Thursday, July 12, 2007

Searching for Home

(As a prelude, I seem to have included the wrong link in the last blog. Please check out Rubanga? at http://jamestravels.com/rubanga/issue_1.pdf.)



Driving away from Gulu the other day, I kept rotating my thoughts. Sometimes I would stare at a tree, a camp, a hut, a group of children playing, the Nile, all of these things that I see, and try to fix it permanently as some image I would see at every moment when I close my eyes. Sometimes I would try to joke around and talk with Peter Abiyo trying to confirm and explore the already considerable impression that he has made on me. Other moments were spent scanning back over the past year--images, ideas and actions all sprawling out and coming at me at random times. And of course, sometimes I just stared. Like when I looked at the clouds and marveled at the incomparable majesty that is an African sky at its highest. Echoes of people danced about in my ears and I attempted to understand how I would not see them and how they meant to me as I sorted through the words they gave me when I left about how I had affected them.
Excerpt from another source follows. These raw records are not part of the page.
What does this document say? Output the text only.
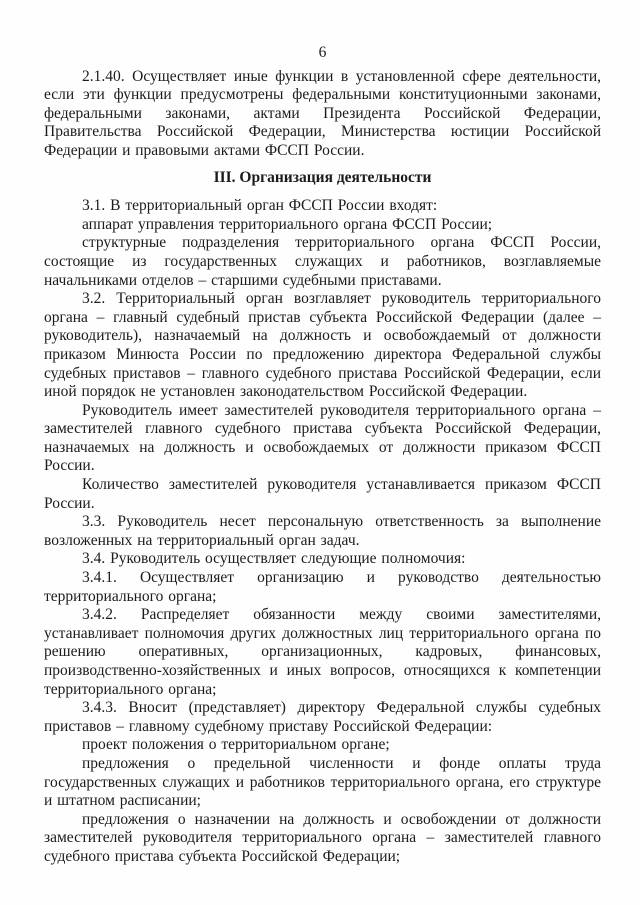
6

2.1.40. Осуществляет иные функции в установленной сфере деятельности, если эти функции предусмотрены федеральными конституционными законами, федеральными законами, актами Президента Российской Федерации, Правительства Российской Федерации, Министерства юстиции Российской Федерации и правовыми актами ФССП России.

III. Организация деятельности

3.1. В территориальный орган ФССП России входят:

аппарат управления территориального органа ФССП России;

структурные подразделения территориального органа ФССП России, состоящие из государственных служащих и работников, возглавляемые начальниками отделов – старшими судебными приставами.

3.2. Территориальный орган возглавляет руководитель территориального органа – главный судебный пристав субъекта Российской Федерации (далее – руководитель), назначаемый на должность и освобождаемый от должности приказом Минюста России по предложению директора Федеральной службы судебных приставов – главного судебного пристава Российской Федерации, если иной порядок не установлен законодательством Российской Федерации.

Руководитель имеет заместителей руководителя территориального органа – заместителей главного судебного пристава субъекта Российской Федерации, назначаемых на должность и освобождаемых от должности приказом ФССП России.

Количество заместителей руководителя устанавливается приказом ФССП России.

3.3. Руководитель несет персональную ответственность за выполнение возложенных на территориальный орган задач.

3.4. Руководитель осуществляет следующие полномочия:

3.4.1. Осуществляет организацию и руководство деятельностью территориального органа;

3.4.2. Распределяет обязанности между своими заместителями, устанавливает полномочия других должностных лиц территориального органа по решению оперативных, организационных, кадровых, финансовых, производственно-хозяйственных и иных вопросов, относящихся к компетенции территориального органа;

3.4.3. Вносит (представляет) директору Федеральной службы судебных приставов – главному судебному приставу Российской Федерации:

проект положения о территориальном органе;

предложения о предельной численности и фонде оплаты труда государственных служащих и работников территориального органа, его структуре и штатном расписании;

предложения о назначении на должность и освобождении от должности заместителей руководителя территориального органа – заместителей главного судебного пристава субъекта Российской Федерации;
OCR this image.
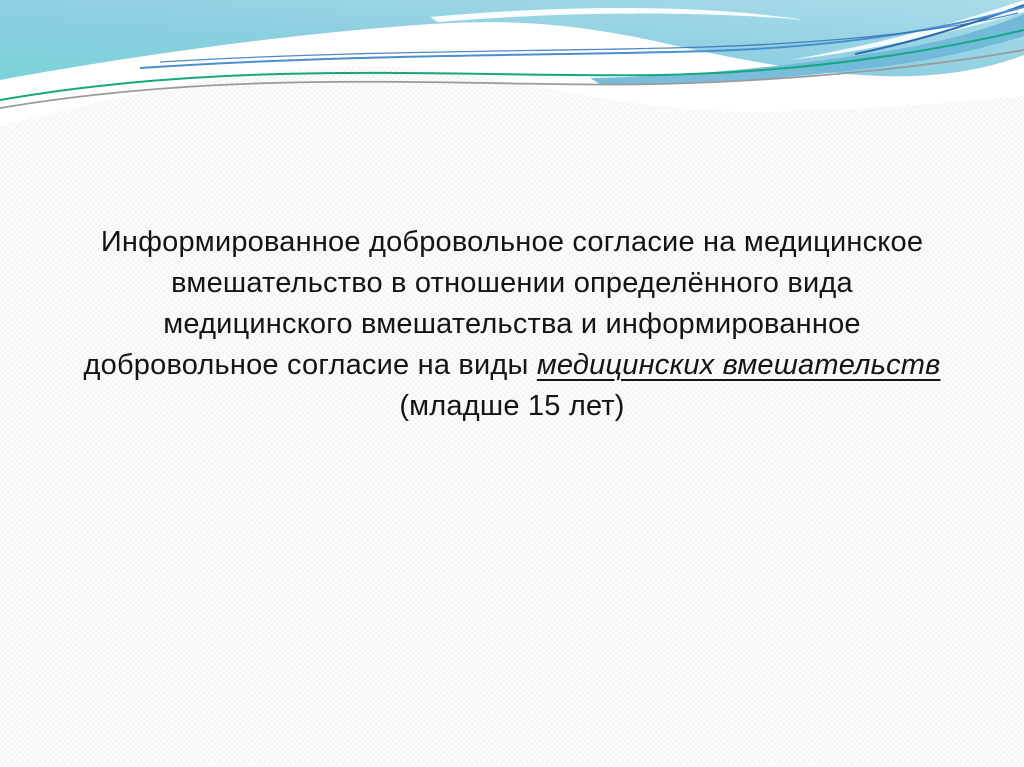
Информированное добровольное согласие на медицинское
вмешательство в отношении определённого вида
медицинского вмешательства и информированное
добровольное согласие на виды медицинских вмешательств
(младше 15 лет)
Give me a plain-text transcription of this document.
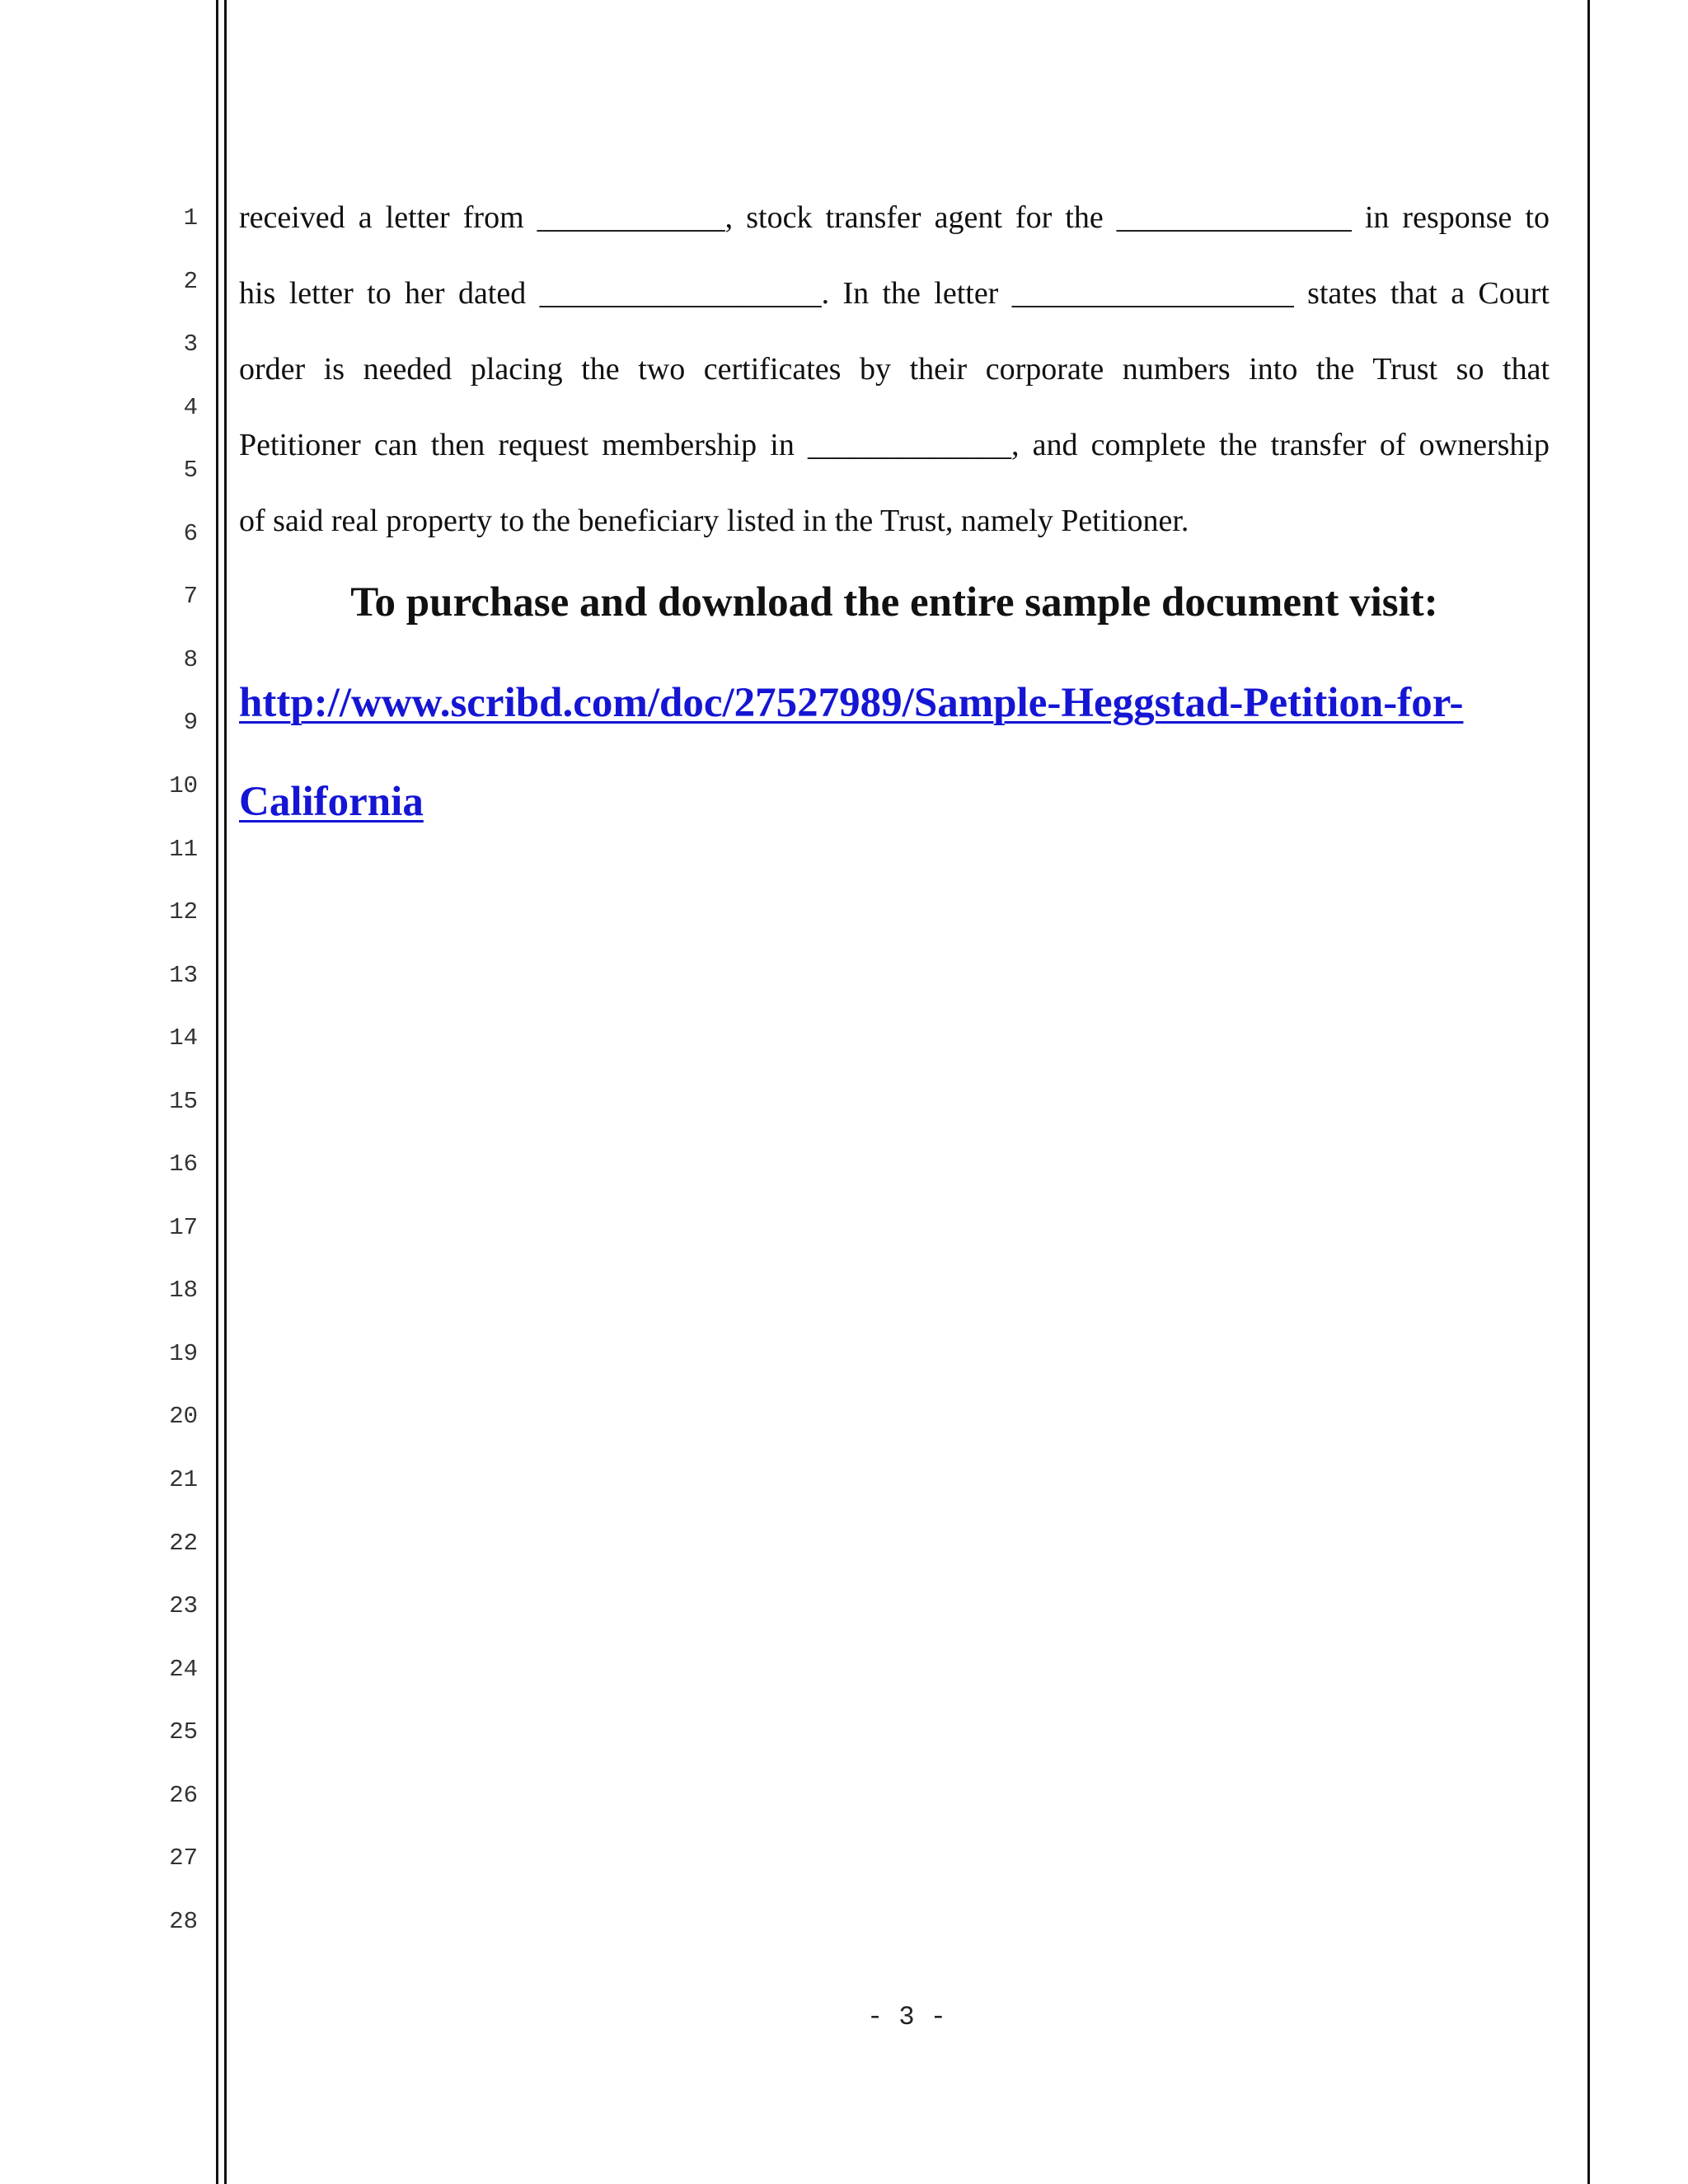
1
2
3
4
5
6
7
8
9
10
11
12
13
14
15
16
17
18
19
20
21
22
23
24
25
26
27
28
received a letter from ____________, stock transfer agent for the _______________ in response to
his letter to her dated __________________. In the letter __________________ states that a Court
order is needed placing the two certificates by their corporate numbers into the Trust so that
Petitioner can then request membership in _____________, and complete the transfer of ownership
of said real property to the beneficiary listed in the Trust, namely Petitioner.
To purchase and download the entire sample document visit:
http://www.scribd.com/doc/27527989/Sample-Heggstad-Petition-for-
California
- 3 -
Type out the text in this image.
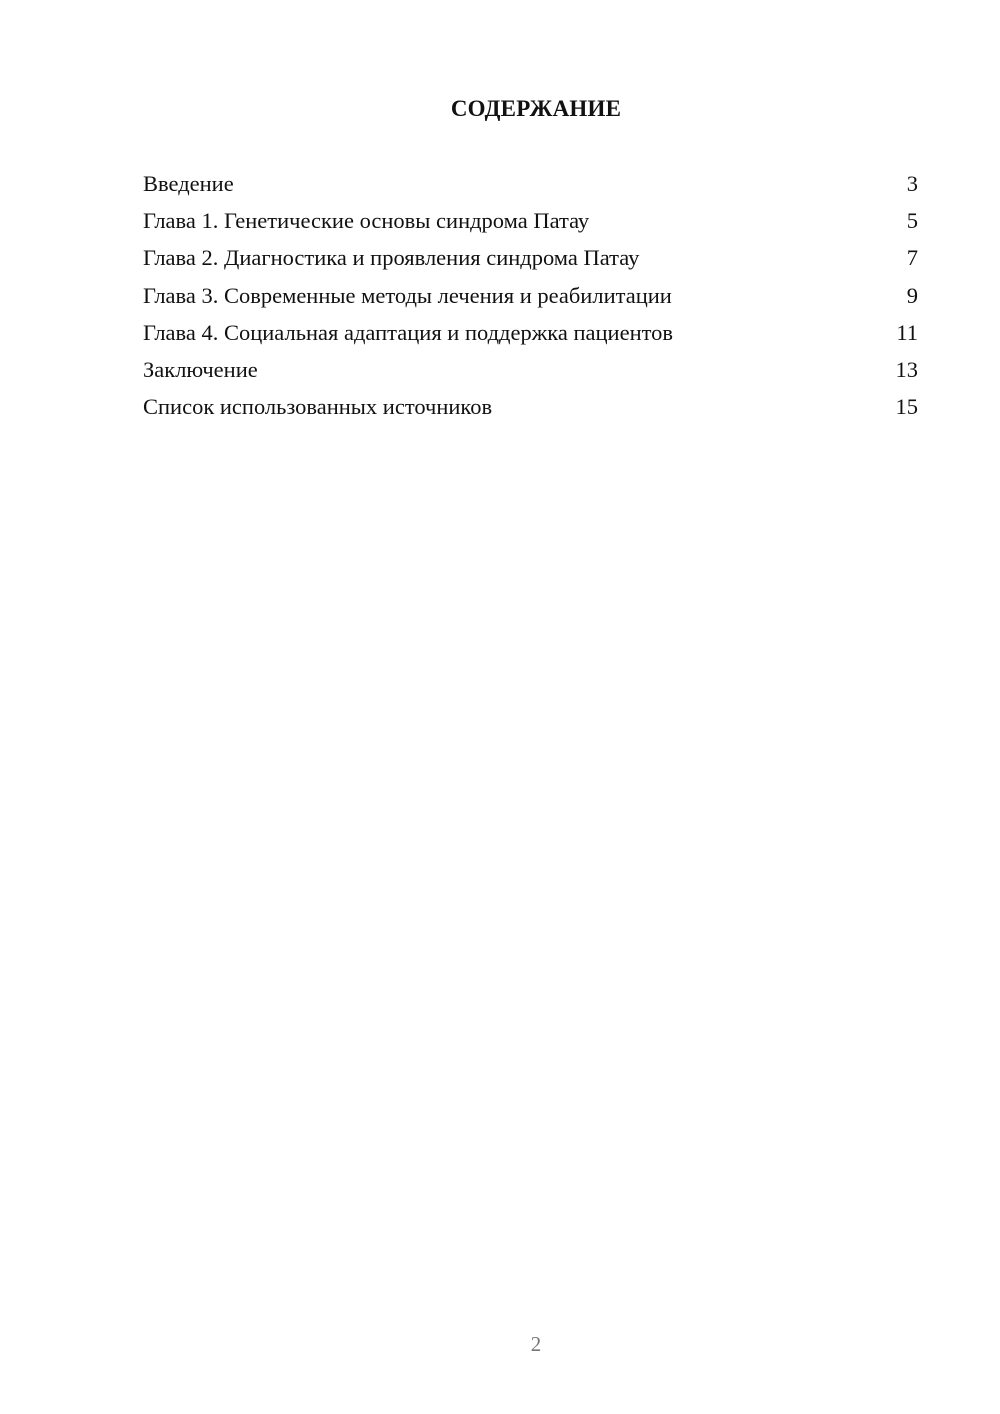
СОДЕРЖАНИЕ
Введение	3
Глава 1. Генетические основы синдрома Патау	5
Глава 2. Диагностика и проявления синдрома Патау	7
Глава 3. Современные методы лечения и реабилитации	9
Глава 4. Социальная адаптация и поддержка пациентов	11
Заключение	13
Список использованных источников	15
2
I've been preparing to leave almost ever since I got to Uganda. That's what you're supposed to do. If your work is temporary, you know that you must leave and in your space, ideally, you must leave a world better for your having been there and not suffering for your having left. This doesn't mean that you don't let the place affect you in real lasting ways , and it still fills my heart and it still makes me long, already, to return. Even as I sit in Kampala, not even on the plane, not even at the airport yet. My work here has been such that I have made it the focus of my time. I have built relationships and experiences alongside it, and considered both of those integral parts of my work, but I have been running since the word "go." As such, I kept the pace until "stop" could be also be heard.

I don't know that I've been able to prepare myself adequately for leaving Uganda. I even have some work to do today (I fly out at three) And it's hard to break the habit of that and let my mind attempt to digest everything. There are uncountable things I'd love to say to everyone I meet, but my head has not yet fully formed the words. I hope that everything comes out in the sentiments of what I do manage to say, and in my actions louder than anything. When I look at my friends and prepare to say goodbye, there eyes seem to shine that it does.

I'm going to try to still spill out a few stories here, things that I have neglected to tell. And I can't guess at what will happen on the way home. I can hardly even think of home adequately. I'll be there soon, or wherever it is that I call home when people ask where it is. It's a difficult location to imagine--one place holding the anchor to my life. I can't really say where home is, if I'm going there, or how I might be ready to see it again. I've left it and I'm going there. Even San Diego is in many ways simply a place where home used to be. I'll see, and try to tell, what it looks like when I find it.